Freitag, 13. Februar 2015

Gottgesegnet

Gestern Abend in der S2, Rheinstetten Richtung Karlsruhe.
Kurz vor der Haltestelle Entenfang fragt mich eine schon etwas betagte Dame, ob ich ihr helfen könne, ihr Fahrrad aus der Bahn zu hieven.
Na klar, kein Problem. Ich verlasse kurz meinen Platz, hebe das blaue Klapprad schwungvoll über die Treppe der S- Bahn hinweg ins Freie, werde mit einem "Gott segne Sie" bedacht, kehre zu meinem Platz zurück und stelle fest, daß mein Rucksack samt dem jungen Mann verschwunden ist, der auf der Fahrt hinter mir saß.

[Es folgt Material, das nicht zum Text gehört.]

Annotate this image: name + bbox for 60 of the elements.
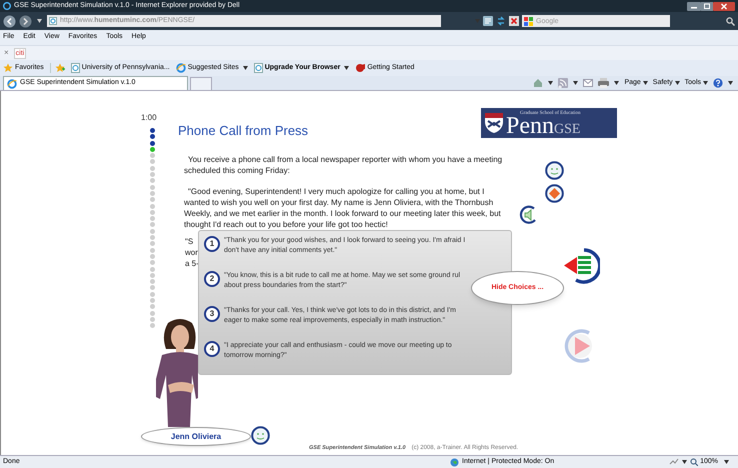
- choice-number-button[interactable]: 2: [204, 271, 220, 287]
- paragraph-fragment: wor: [185, 247, 199, 258]
- caret-icon: [37, 19, 42, 23]
- dropdown-icon[interactable]: [548, 81, 554, 85]
- browser-icon: [7, 78, 17, 88]
- stop-button[interactable]: [509, 16, 519, 26]
- speaker-icon[interactable]: [519, 205, 538, 224]
- dropdown-icon[interactable]: [728, 81, 733, 85]
- choices-list-button[interactable]: [562, 247, 600, 285]
- back-button[interactable]: [3, 14, 16, 28]
- scene-title: Phone Call from Press: [178, 122, 308, 140]
- search-provider-icon[interactable]: [524, 16, 533, 26]
- caret-icon: [703, 81, 708, 85]
- close-button[interactable]: [713, 2, 735, 10]
- character-name-label: Jenn Oliviera: [141, 427, 251, 446]
- magnifier-icon: [690, 458, 698, 466]
- maximize-button[interactable]: [701, 2, 713, 10]
- bird-icon: [355, 63, 366, 73]
- close-button[interactable]: ×: [4, 47, 9, 59]
- paragraph-fragment: "S: [185, 236, 194, 247]
- add-favorite-button[interactable]: [50, 63, 65, 73]
- smiley-face-icon[interactable]: [251, 426, 270, 445]
- dropdown-icon[interactable]: [614, 81, 620, 85]
- caret-icon: [573, 81, 578, 85]
- forward-button[interactable]: [19, 14, 32, 28]
- caret-icon: [242, 66, 248, 70]
- mail-icon[interactable]: [583, 79, 594, 87]
- page-icon: [49, 17, 57, 25]
- caret-icon: [548, 81, 554, 85]
- page-icon: [70, 63, 80, 73]
- dropdown-icon[interactable]: [724, 460, 729, 464]
- globe-icon: [450, 458, 459, 466]
- help-icon[interactable]: [713, 78, 723, 88]
- caret-icon: [682, 460, 688, 464]
- search-icon[interactable]: [726, 16, 735, 26]
- paragraph-fragment: a 5-: [185, 258, 199, 269]
- caret-icon: [724, 460, 729, 464]
- caret-icon: [728, 81, 733, 85]
- dropdown-icon[interactable]: [682, 460, 688, 464]
- smiley-face-icon[interactable]: [545, 161, 564, 180]
- browser-icon: [3, 2, 11, 10]
- caret-icon: [614, 81, 620, 85]
- caret-icon: [674, 81, 680, 85]
- page-icon: [254, 63, 263, 73]
- choice-number-button[interactable]: 3: [204, 306, 220, 322]
- refresh-button[interactable]: [496, 16, 506, 26]
- choice-number-button[interactable]: 1: [204, 236, 220, 252]
- timer: 1:00: [141, 112, 157, 124]
- dropdown-icon[interactable]: [573, 81, 578, 85]
- minimize-button[interactable]: [687, 2, 701, 10]
- history-dropdown-icon[interactable]: [37, 19, 42, 23]
- browser-icon: [176, 63, 186, 73]
- print-button[interactable]: [598, 78, 610, 88]
- caret-icon: [344, 66, 350, 70]
- compatibility-icon[interactable]: [483, 16, 493, 26]
- paragraph: You receive a phone call from a local newspaper reporter with whom you have a meeting scheduled this coming Friday:: [184, 154, 504, 176]
- choice-number-button[interactable]: 4: [204, 341, 220, 357]
- caret-icon: [642, 81, 648, 85]
- paragraph: "Good evening, Superintendent! I very much apologize for calling you at home, but I wanted to wish you well on your first day. My name is Jenn Oliviera, with the Thornbush Weekly, and we met earlier in the month. I look forward to our meeting later this week, but thought I'd reach out to you before your life got too hectic!: [184, 186, 502, 230]
- star-icon: [3, 63, 13, 73]
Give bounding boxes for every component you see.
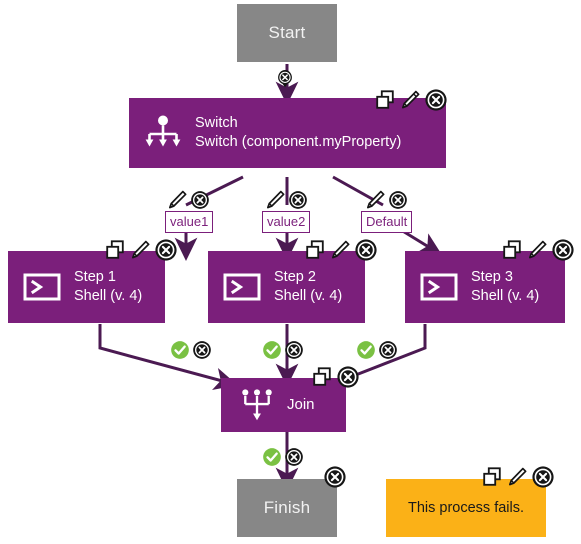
edit-pencil-icon[interactable] bbox=[264, 189, 286, 211]
copy-icon[interactable] bbox=[104, 239, 126, 261]
node-step1-toolbar bbox=[104, 238, 178, 262]
delete-circle-x-icon[interactable] bbox=[531, 465, 555, 489]
copy-icon[interactable] bbox=[311, 366, 333, 388]
node-step2-toolbar bbox=[304, 238, 378, 262]
delete-circle-x-icon[interactable] bbox=[336, 365, 360, 389]
delete-circle-x-icon[interactable] bbox=[551, 238, 575, 262]
node-finish-toolbar bbox=[323, 465, 347, 489]
node-finish[interactable]: Finish bbox=[237, 479, 337, 537]
edit-pencil-icon[interactable] bbox=[364, 189, 386, 211]
delete-circle-x-icon[interactable] bbox=[154, 238, 178, 262]
edge-badges-step3-to-join bbox=[356, 340, 398, 360]
node-step2-text: Step 2 Shell (v. 4) bbox=[274, 268, 342, 305]
delete-circle-x-icon[interactable] bbox=[190, 190, 210, 210]
edge-badges-step1-to-join bbox=[170, 340, 212, 360]
node-finish-label: Finish bbox=[263, 498, 311, 517]
edge-badges-start-to-switch bbox=[275, 69, 295, 89]
node-step3-text: Step 3 Shell (v. 4) bbox=[471, 268, 539, 305]
success-check-circle-icon[interactable] bbox=[262, 447, 282, 467]
copy-icon[interactable] bbox=[501, 239, 523, 261]
node-join-toolbar bbox=[311, 365, 360, 389]
delete-circle-x-icon[interactable] bbox=[323, 465, 347, 489]
node-step1-text: Step 1 Shell (v. 4) bbox=[74, 268, 142, 305]
edge-badges-join-to-finish bbox=[262, 447, 304, 467]
workflow-canvas: Start Switch Switch (component.myPropert… bbox=[0, 0, 581, 544]
copy-icon[interactable] bbox=[304, 239, 326, 261]
copy-icon[interactable] bbox=[481, 466, 503, 488]
delete-circle-x-icon[interactable] bbox=[424, 88, 448, 112]
copy-icon[interactable] bbox=[374, 89, 396, 111]
delete-circle-x-icon[interactable] bbox=[388, 190, 408, 210]
edge-badges-step2-to-join bbox=[262, 340, 304, 360]
edit-pencil-icon[interactable] bbox=[526, 239, 548, 261]
edit-pencil-icon[interactable] bbox=[329, 239, 351, 261]
delete-circle-x-icon[interactable] bbox=[284, 340, 304, 360]
edit-pencil-icon[interactable] bbox=[506, 466, 528, 488]
node-step2-title: Step 2 bbox=[274, 269, 316, 286]
success-check-circle-icon[interactable] bbox=[356, 340, 376, 360]
node-switch-subtitle: Switch (component.myProperty) bbox=[195, 134, 402, 150]
node-step1-title: Step 1 bbox=[74, 269, 116, 286]
success-check-circle-icon[interactable] bbox=[170, 340, 190, 360]
edit-pencil-icon[interactable] bbox=[166, 189, 188, 211]
shell-terminal-icon bbox=[420, 273, 458, 301]
delete-circle-x-icon[interactable] bbox=[288, 190, 308, 210]
edit-pencil-icon[interactable] bbox=[399, 89, 421, 111]
delete-circle-x-icon[interactable] bbox=[275, 69, 295, 89]
delete-circle-x-icon[interactable] bbox=[192, 340, 212, 360]
branch-chip-default[interactable]: Default bbox=[361, 211, 413, 233]
branch-chip-value1[interactable]: value1 bbox=[165, 211, 214, 233]
node-join-text: Join bbox=[287, 395, 315, 414]
node-step1-subtitle: Shell (v. 4) bbox=[74, 288, 143, 304]
node-start-label: Start bbox=[268, 23, 306, 42]
node-join-title: Join bbox=[287, 396, 315, 414]
delete-circle-x-icon[interactable] bbox=[284, 447, 304, 467]
node-switch-toolbar bbox=[374, 88, 448, 112]
delete-circle-x-icon[interactable] bbox=[354, 238, 378, 262]
edge-badges-branch-default bbox=[364, 189, 408, 211]
branch-chip-value2[interactable]: value2 bbox=[262, 211, 311, 233]
edge-badges-branch-value2 bbox=[264, 189, 308, 211]
node-step3-toolbar bbox=[501, 238, 575, 262]
node-switch-text: Switch Switch (component.myProperty) bbox=[195, 114, 401, 151]
edge-badges-branch-value1 bbox=[166, 189, 210, 211]
note-toolbar bbox=[481, 465, 555, 489]
join-merge-icon bbox=[242, 389, 272, 421]
shell-terminal-icon bbox=[223, 273, 261, 301]
node-step3-subtitle: Shell (v. 4) bbox=[471, 288, 540, 304]
switch-branch-icon bbox=[145, 115, 181, 147]
note-text: This process fails. bbox=[407, 500, 525, 516]
shell-terminal-icon bbox=[23, 273, 61, 301]
node-switch-title: Switch bbox=[195, 115, 238, 132]
edit-pencil-icon[interactable] bbox=[129, 239, 151, 261]
success-check-circle-icon[interactable] bbox=[262, 340, 282, 360]
node-start[interactable]: Start bbox=[237, 4, 337, 62]
node-step3-title: Step 3 bbox=[471, 269, 513, 286]
delete-circle-x-icon[interactable] bbox=[378, 340, 398, 360]
node-step2-subtitle: Shell (v. 4) bbox=[274, 288, 343, 304]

Irgendwie hatte Gott da etwas mißverstanden.
Zum Glück ist der materielle Verlust kein Weltuntergang: ein dreckiger, alter Rucksack, befüllt mit einem verschwitzten T- Shirt, das ich im präverschwitzten Zustand bei der Arbeit trug, einer Zahnbürste samt Zahnpasta, einem FCK- Schal (hier wird es schon ärgerlicher), meinem Handy (extrem ärgerlich) und- was mir komischerweise am meisten auf die Laune schlägt- dem "Turm" von Uwe Tellkamp, bei dem ich mittlerweile bei Seite 942 von 973 angelangt war.
Verschwendet an einen vierschrötigen Knetkopf, dessen akustische Äußerungen am Handy, deren Ohrenzeuge ich vorher werden durfte, von derartig trostloser Stinkstiefel- und Knalldeppenhaftigkeit waren, daß sich der Verdacht, er habe mein Handy entnommen und den Rucksack samt Inhalt im nächsten Müllcontainer entsorgt, geradezu penetrant aufdrängt.
Und auch, wenn nichts von alledem unersetzbar ist, wünsche ich diesem charmanten jungen Mann doch einen 100 Kilo schweren Kickboxer, der ihm mitten auf der Straße grundlos in die Eier tritt.